I see an activity like this through yet another lens, and would wonder about the impact of motor planning challenges on this little guy. I would probably say that he is automatically going back to the slide again because it's pleasurable and he knows the sequence of motor skills to make it happen with confidence. By supporting him through the different activities again and again, you and his dad have helped him learn the motor sequence of all three pleasurable activities in a row, which is fabulous! You've used visual support and motor support to make the activity predictable (it has a beginning, middle, and end that he now knows) and so he is transitioning from one activity to the next with a lot more ease. This is probably my SCERTS lens that sees it this way. ;-)

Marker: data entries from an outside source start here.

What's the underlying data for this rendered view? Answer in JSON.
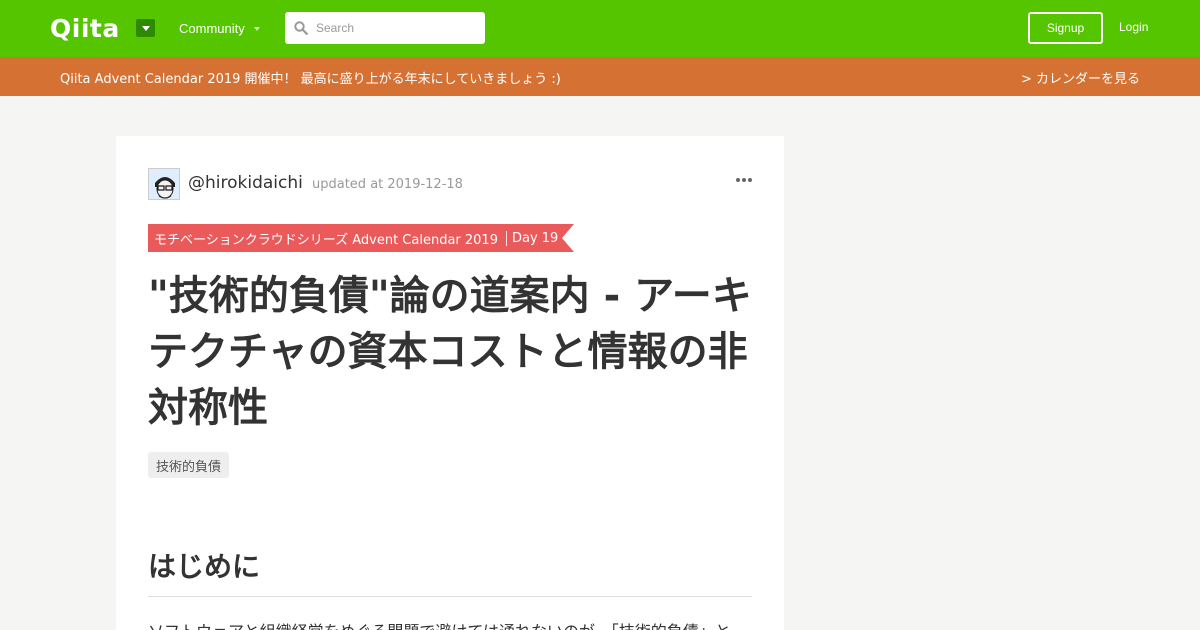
{
  "header": {
    "logo": "Qiita",
    "community_label": "Community",
    "search_placeholder": "Search",
    "signup_label": "Signup",
    "login_label": "Login",
    "brand_color": "#55c500"
  },
  "banner": {
    "message": "Qiita Advent Calendar 2019 開催中！ 最高に盛り上がる年末にしていきましょう :)",
    "calendar_link": "> カレンダーを見る",
    "color": "#d47133"
  },
  "article": {
    "author": "@hirokidaichi",
    "updated": "updated at 2019-12-18",
    "calendar_name": "モチベーションクラウドシリーズ Advent Calendar 2019",
    "calendar_day": "Day 19",
    "title": "\"技術的負債\"論の道案内 - アーキテクチャの資本コストと情報の非対称性",
    "tags": [
      "技術的負債"
    ],
    "section_heading": "はじめに",
    "first_paragraph": "ソフトウェアと組織経営をめぐる問題で避けては通れないのが、「技術的負債」と"
  }
}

Thanks for all your interesting posts, we all read your blog at my clinic!

Tahirih said...

There is no doubt in my mind that motor planning difficulty is a very useful lens to look through for this child and many others. In the slide game, for example, if I move the slide to the right or to the left, it may become harder for this child to initiate the slide game. If I turn it around, he may be completely disoriented. At this point, he can initiate the slide and the trampoline regardless of where they are located but there was a time when he could not. Still, moving between two activities, this may be a struggle for him still. For many children, I measure progress not just in how many steps a child can move through but also whether changes like the orientation of the slide no longer cause the child difficulty.

Jordan said...

Yes! There's so much to consider. I wish more therapists realized the breadth required in teaching these skills rather than moving in a straight line forward. It's okay to stay on one rung of the ladder for a while to make sure the child can stay on that rung, even if it's backwards or in another room, before moving up to the next one. And so many ways to look at things.